В своем смятении Вадим то и дело обращал к ним глаза, точно искал поддержки. Мария сидела, слегка откинувшись на руку мужа, в горделивой позе. Яркая краска на щеках, огонь синих глаз говорили о внутренней буре, но она сохраняла полное самообладание. Муж обнимал ее за плечи, прижимался щекой к ее волосам. От его крупной фигуры исходила добрая сила. С завистью смотрел Вадим на эту пару, — как уверенно глядели они в темь будущего!
…Когда улеглись взрывы отчаяния и Вадима охватила холодная, давящая тоска, он стал вслушиваться в разговор и споры и скоро заметил, что в камере как бы два центра: Чекарев и Полищук. У каждого были свои сторонники… Сам Вадим в споры не вступал и целые дни то кружил по камере, то валялся на неубранной койке. Он опустился, перестал следить за собой. Думал только об одном: погибла жизнь!
Вадим не знал, что на первом же допросе Горгоньский раскусил его, понял, что «не велика птица» попалась в его сети. Ротмистр мог бы удовлетворить просьбу Охлопкова — отдать Вадима на поруки, но у него был свой план…
На втором допросе Горгоньский, взяв еще более грубый, не терпящий возражения тон, сказал, что в расшифрованном письме (а оно действительно было расшифровано!) говорится о подготовке к террористическим актам и что это подтверждается показаниями других обвиняемых.

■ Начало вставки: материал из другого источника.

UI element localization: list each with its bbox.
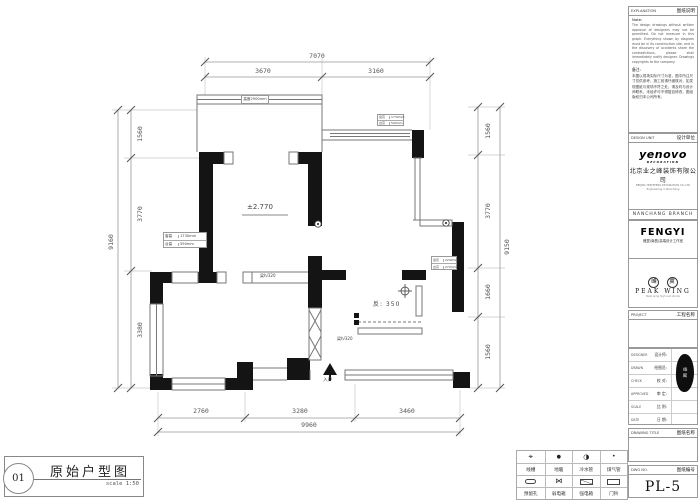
branch-name: NANCHANG BRANCH xyxy=(629,209,697,219)
yenovo-logo: yenovo xyxy=(629,149,697,160)
dim-right-seg: 1660 xyxy=(484,284,492,300)
dim-bottom-seg: 2760 xyxy=(193,407,209,415)
peak-wing-name: PEAK WING xyxy=(629,288,697,295)
drawing-title-en: DRAWING TITLE xyxy=(631,431,659,435)
note-body: The design drawings without written appr… xyxy=(629,22,697,66)
level-mark: ±2.770 xyxy=(246,203,274,211)
bowtie-icon: ⋈ xyxy=(555,478,562,485)
design-unit-cn: 设计单位 xyxy=(677,135,695,141)
drawing-caption: 01 原始户型图 scale 1:50 xyxy=(4,456,144,497)
dim-left-total: 9160 xyxy=(107,234,115,250)
company-address-2: Engineering in Nanchang xyxy=(629,188,697,192)
peak-seal-char: 峰 xyxy=(648,277,659,288)
sunken-label: 反: 350 xyxy=(372,299,401,308)
fengyi-box: FENGYI 峰翼(南昌)高端设计工作室 xyxy=(628,220,698,259)
legend-label: 线槽 xyxy=(517,463,545,475)
row-en: CHECK xyxy=(631,379,642,383)
remark-title: 备注: xyxy=(629,66,697,73)
small-dot-icon: • xyxy=(612,454,616,460)
peak-seal-char: 翼 xyxy=(667,277,678,288)
filled-dot-icon: ● xyxy=(557,455,561,460)
legend-label: 门铃 xyxy=(600,487,628,499)
dim-top-total: 7070 xyxy=(309,52,325,60)
beam-label: 梁h/320 xyxy=(259,273,277,279)
dim-bottom-total: 9960 xyxy=(301,421,317,429)
fengyi-logo: FENGYI xyxy=(629,228,697,238)
dim-left-seg: 3770 xyxy=(136,206,144,222)
dim-right-seg: 3770 xyxy=(484,203,492,219)
entry-label: 入户 xyxy=(322,377,333,383)
dim-top-seg: 3670 xyxy=(255,67,271,75)
design-unit-box: DESIGN UNIT 设计单位 yenovo DECORATION 北京业之峰… xyxy=(628,133,698,220)
row-cn: 比 例: xyxy=(657,404,667,410)
dim-right-seg: 1560 xyxy=(484,123,492,139)
beam-label: 梁h/320 xyxy=(336,336,354,342)
legend-label: 预留孔 xyxy=(517,487,545,499)
floorplan-sheet: 7070 3670 3160 1560 3770 3380 9160 1560 … xyxy=(0,0,700,502)
row-en: DRAWN xyxy=(631,366,643,370)
project-box: PROJECT 工程名称 xyxy=(628,310,698,348)
remark-body: 本图以现场实际尺寸为准，图中所注尺寸仅供参考，施工前请仔细核对，如发现图纸与现场… xyxy=(629,73,697,102)
row-cn: 校 对: xyxy=(657,378,667,384)
row-en: DATE xyxy=(631,418,639,422)
row-en: DESIGNER xyxy=(631,353,648,357)
drawing-number-badge: 01 xyxy=(3,463,34,494)
legend-label: 弱电箱 xyxy=(545,487,573,499)
dim-right-total: 9150 xyxy=(503,239,511,255)
floor-drain-icon xyxy=(398,284,412,298)
design-unit-en: DESIGN UNIT xyxy=(631,136,655,140)
dwg-no-cn: 图纸编号 xyxy=(677,467,695,473)
title-block: EXPLANATION 图纸说明 Note: The design drawin… xyxy=(628,6,698,498)
rect-diagonal-icon xyxy=(580,479,593,485)
half-circle-icon: ◑ xyxy=(583,454,589,461)
legend-label: 冷水管 xyxy=(572,463,600,475)
dwg-no-en: DWG NO. xyxy=(631,468,648,472)
dim-top-seg: 3160 xyxy=(368,67,384,75)
dim-right-seg: 1560 xyxy=(484,344,492,360)
drawing-title: 原始户型图 xyxy=(50,461,130,480)
fengyi-sub: 峰翼(南昌)高端设计工作室 xyxy=(629,238,697,243)
floor-plan-drawing xyxy=(0,0,700,502)
dim-left-seg: 3380 xyxy=(136,322,144,338)
window-note-a: 窗高1730mm 台高590mm xyxy=(163,232,207,248)
legend-label: 煤气管 xyxy=(600,463,628,475)
explanation-en: EXPLANATION xyxy=(631,9,656,13)
project-cn: 工程名称 xyxy=(677,312,695,318)
legend-label: 强电箱 xyxy=(572,487,600,499)
row-cn: 审 定: xyxy=(657,391,667,397)
explanation-cn: 图纸说明 xyxy=(677,8,695,14)
dim-left-seg: 1560 xyxy=(136,126,144,142)
dwg-no-box: DWG NO. 图纸编号 PL-5 xyxy=(628,465,698,498)
project-en: PROJECT xyxy=(631,313,647,317)
personnel-box: DESIGNER设计师: DRAWN绘图员: CHECK校 对: APPROVE… xyxy=(628,348,698,425)
drawing-scale: scale 1:50 xyxy=(106,481,139,487)
explanation-box: EXPLANATION 图纸说明 Note: The design drawin… xyxy=(628,6,698,133)
drawing-title-cn: 图纸名称 xyxy=(677,430,695,436)
row-cn: 绘图员: xyxy=(654,365,667,371)
row-en: SCALE xyxy=(631,405,641,409)
peakwing-box: 峰 翼 PEAK WING Peak wing high end studio xyxy=(628,258,698,308)
balcony-note: 高度2900mm xyxy=(241,95,269,104)
crosshair-icon: ⌖ xyxy=(528,453,533,461)
window-note-c: 窗高2290mm 台高270mm xyxy=(431,256,457,270)
row-en: APPROVED xyxy=(631,392,648,396)
drawing-title-box: DRAWING TITLE 图纸名称 xyxy=(628,428,698,462)
rect-icon xyxy=(607,479,620,485)
row-cn: 日 期: xyxy=(657,417,667,423)
dim-bottom-seg: 3460 xyxy=(399,407,415,415)
dim-bottom-seg: 3280 xyxy=(292,407,308,415)
legend-label: 地暖 xyxy=(545,463,573,475)
row-cn: 设计师: xyxy=(654,352,667,358)
company-name: 北京业之峰装饰有限公司 xyxy=(629,166,697,184)
window-note-b: 窗高1730mm 台高590mm xyxy=(377,114,404,126)
peak-wing-tagline: Peak wing high end studio xyxy=(629,295,697,298)
drawing-number: PL-5 xyxy=(629,475,697,495)
legend-grid: ⌖ ● ◑ • 线槽 地暖 冷水管 煤气管 ⋈ 预留孔 弱电箱 强电箱 门铃 xyxy=(516,450,628,500)
plug-icon xyxy=(525,479,536,484)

— Определенно пахнет пеньковым галстуком! Учтите! — Перед Вадимом встал призрак виселицы. Ужас, жажда жизни, сознание беспомощности — все эти чувства раздирали ему сердце.

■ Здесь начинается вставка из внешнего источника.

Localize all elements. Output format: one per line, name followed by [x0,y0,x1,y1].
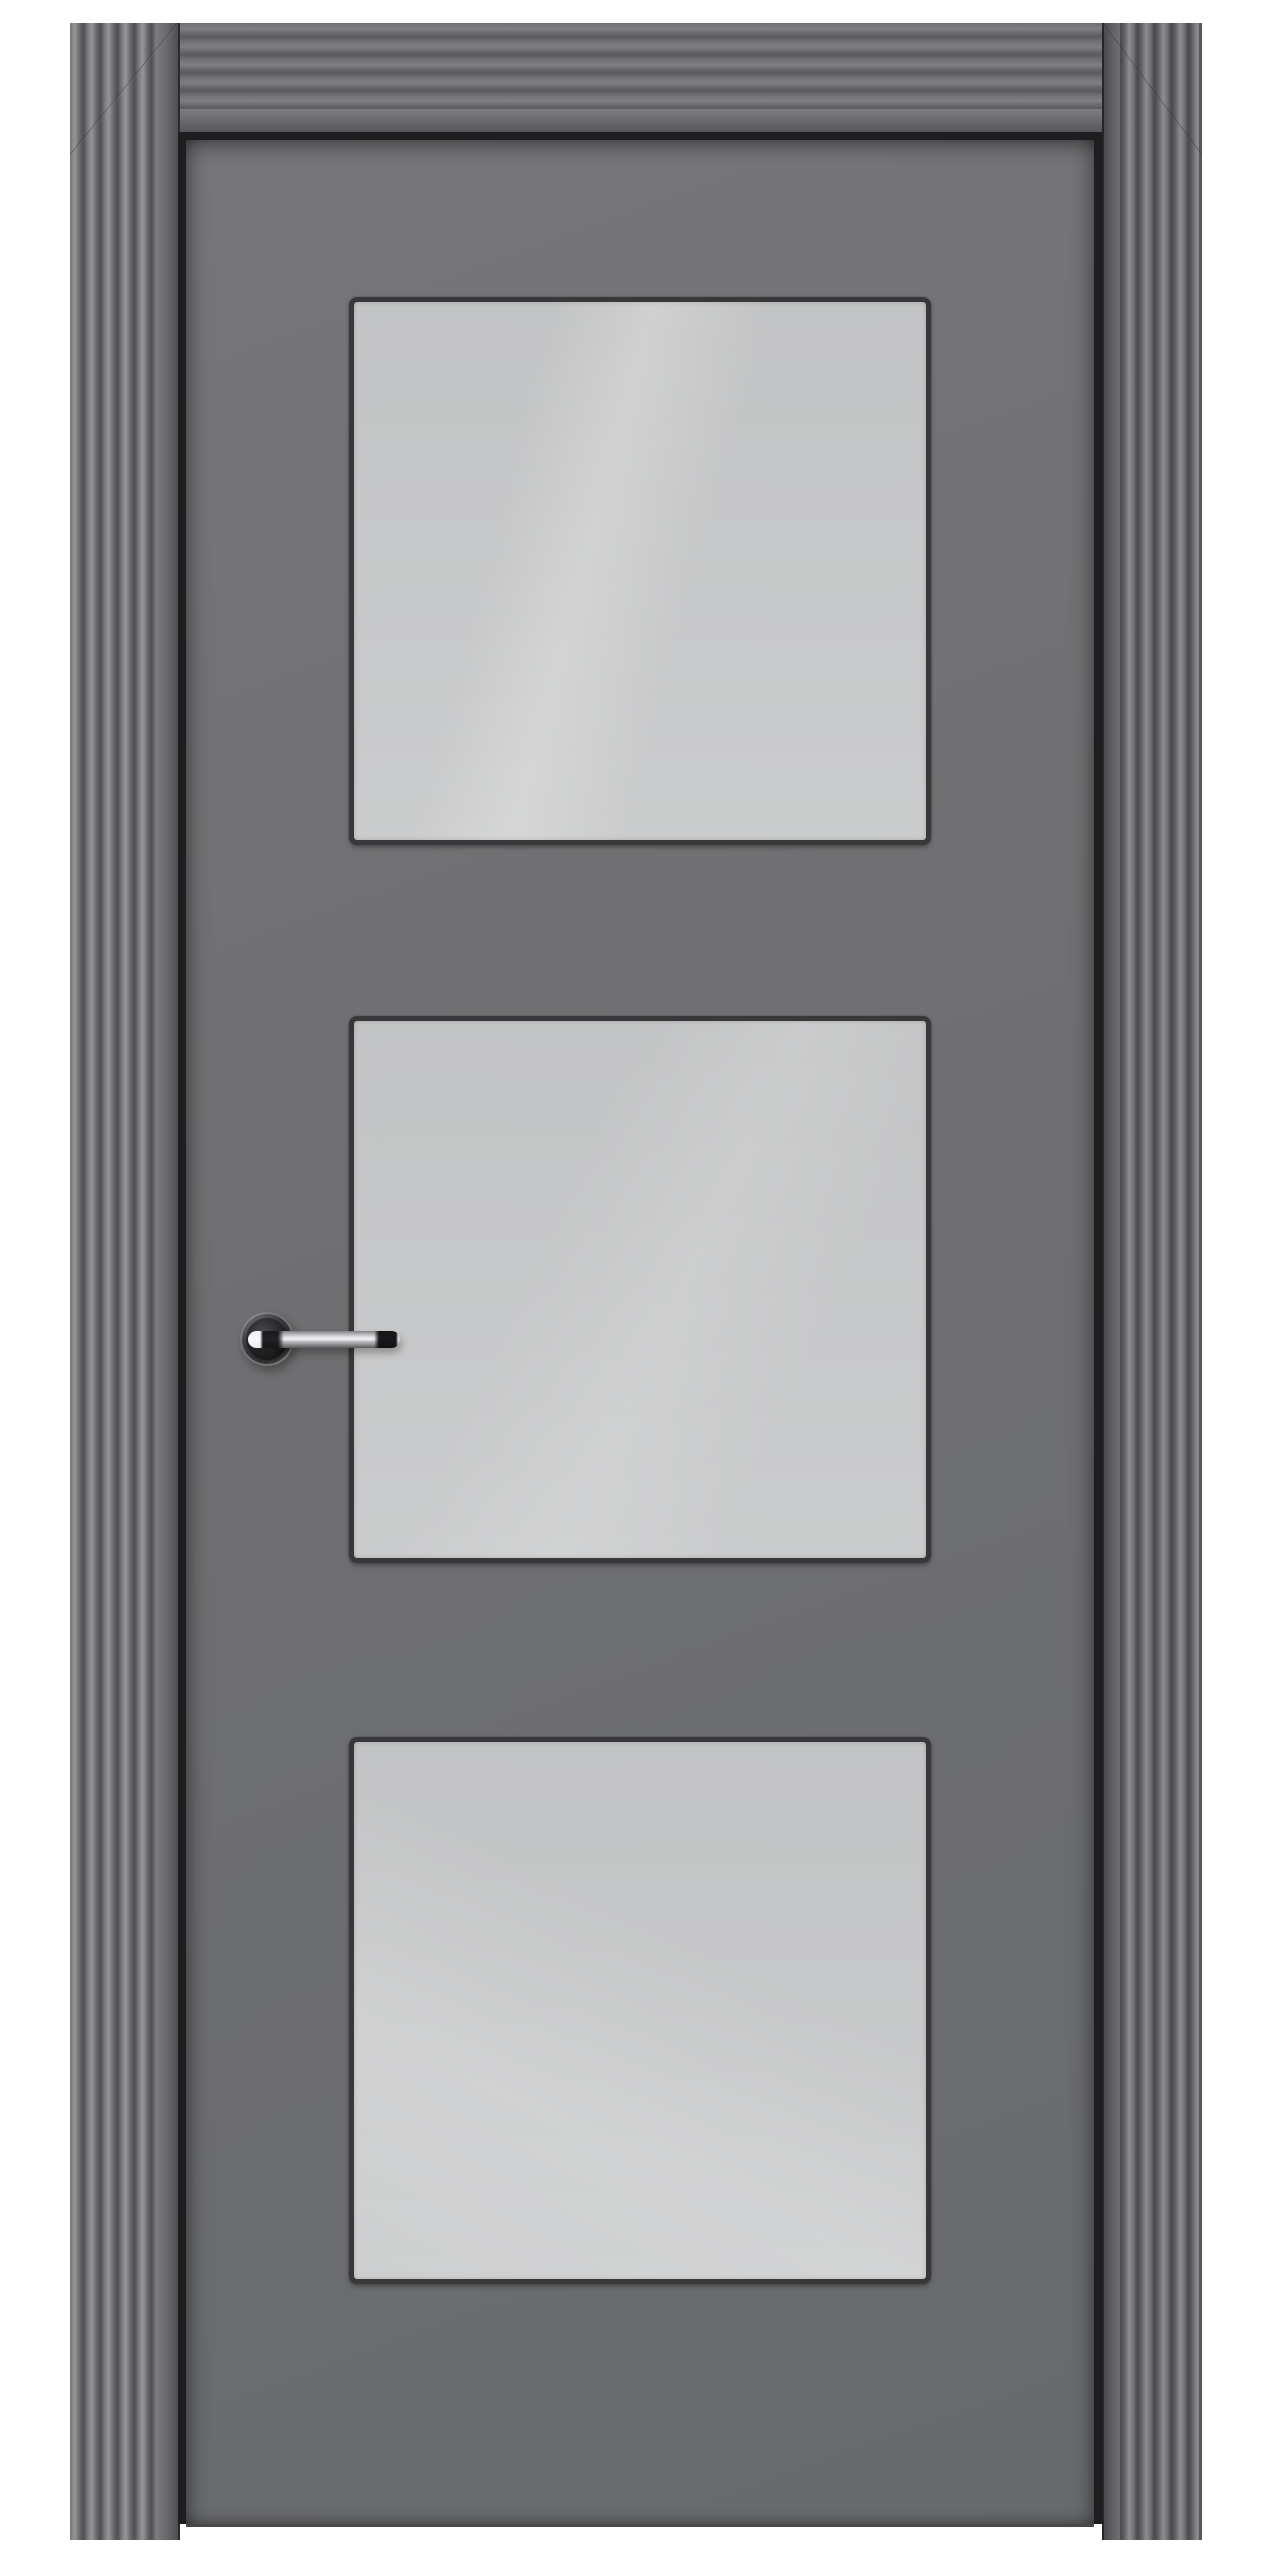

— Нет! Нет! Клянусь! Честное слово!
— Честное слово крамольника здесь не котируется! — сердито усмехнулся ротмистр. — Вы уже запирались в том, что вашей рукой писано письмо. И опять запираетесь… Ну, что же, еще раз я вас изобличу! Вот смотрите, эта группа цифр что обозначает? Что? Не «подготовка» ли? А? Что?

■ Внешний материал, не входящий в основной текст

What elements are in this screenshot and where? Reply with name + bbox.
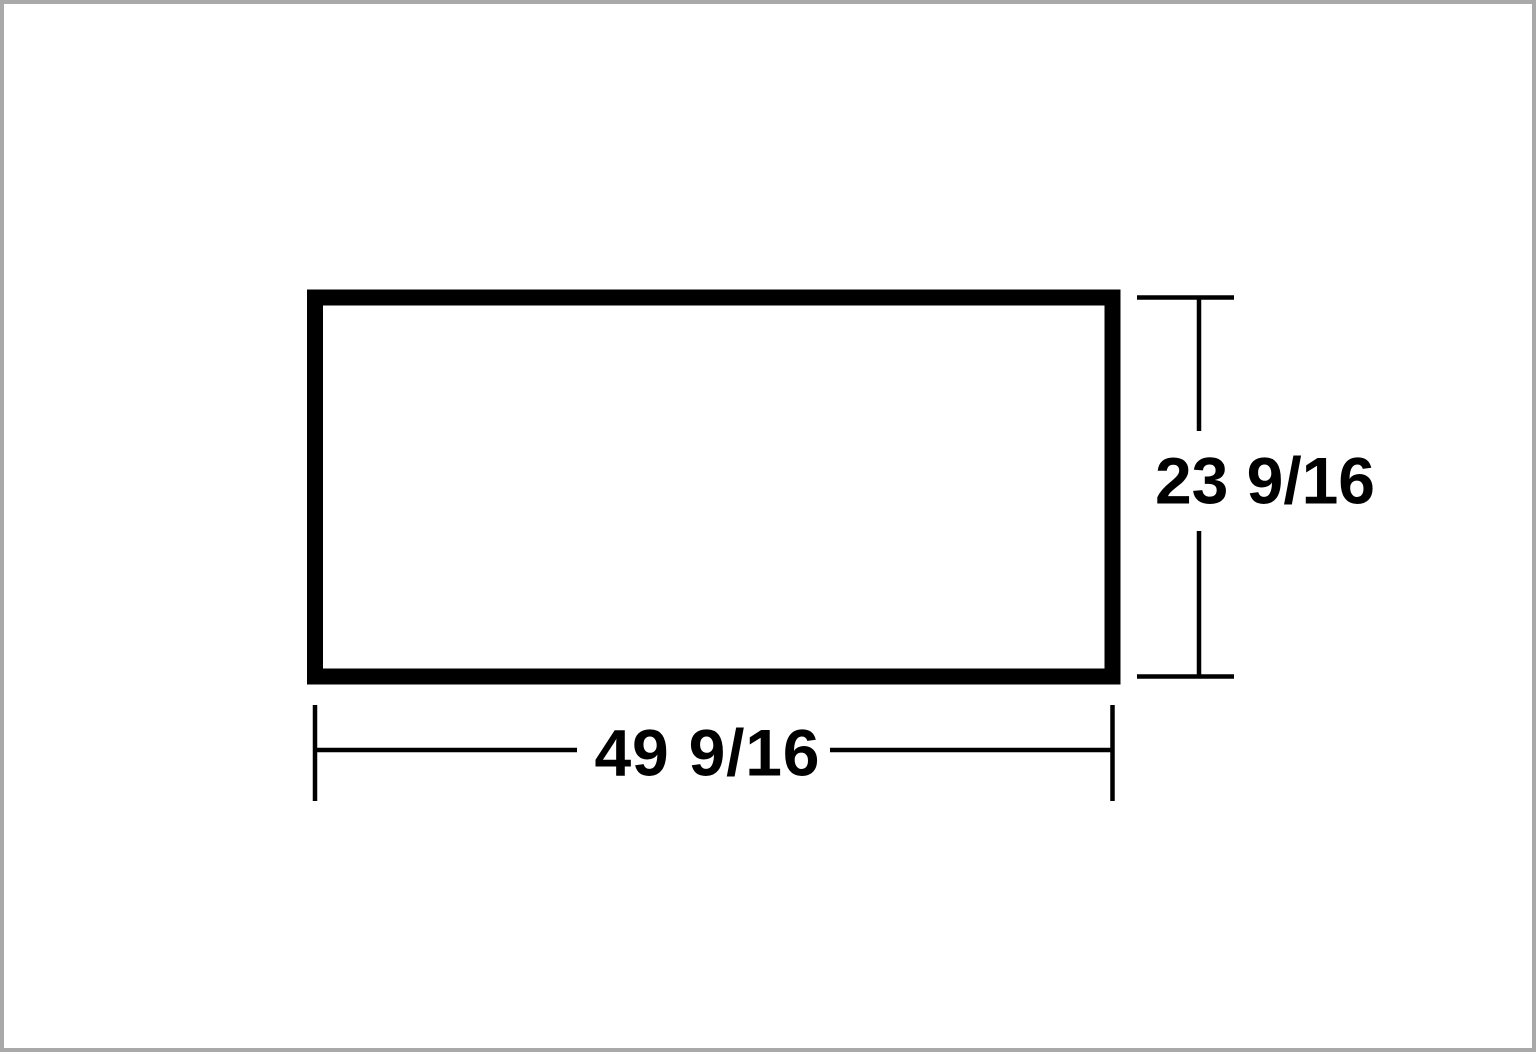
svg-text:23 9/16: 23 9/16 — [1155, 444, 1375, 518]
svg-text:49 9/16: 49 9/16 — [595, 716, 820, 790]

— Да… но ведь не к террористическим актам!
— К светлому Христову воскресенью? — ироническим тоном, подчеркивая недоверие к Вадиму, спросил Горгоньский.
— Речь идет о подготовке к конференции… К общепартийной конференции, — повторил Вадим, не замечая, что сам идет в сети. — Если хотите, содержание письма как раз оправдывает меня… и других… Мы пишем, что конференцию следует отложить, что выборы перевальского делегата произведены неправильно… что нет здесь организации, а только отдельные члены партии… И мы высказываемся за легальную рабочую партию! Вот о чем письмо, а совсем не о терроре!
Горгоньский внимательно, но с тем же насмешливым, недоверчивым выражением выслушал юношу.
— Бросьте! — сказал он. — Вишь, какая невинность! Флер д’оранж какой! Цветочек! Кто состоит в организации?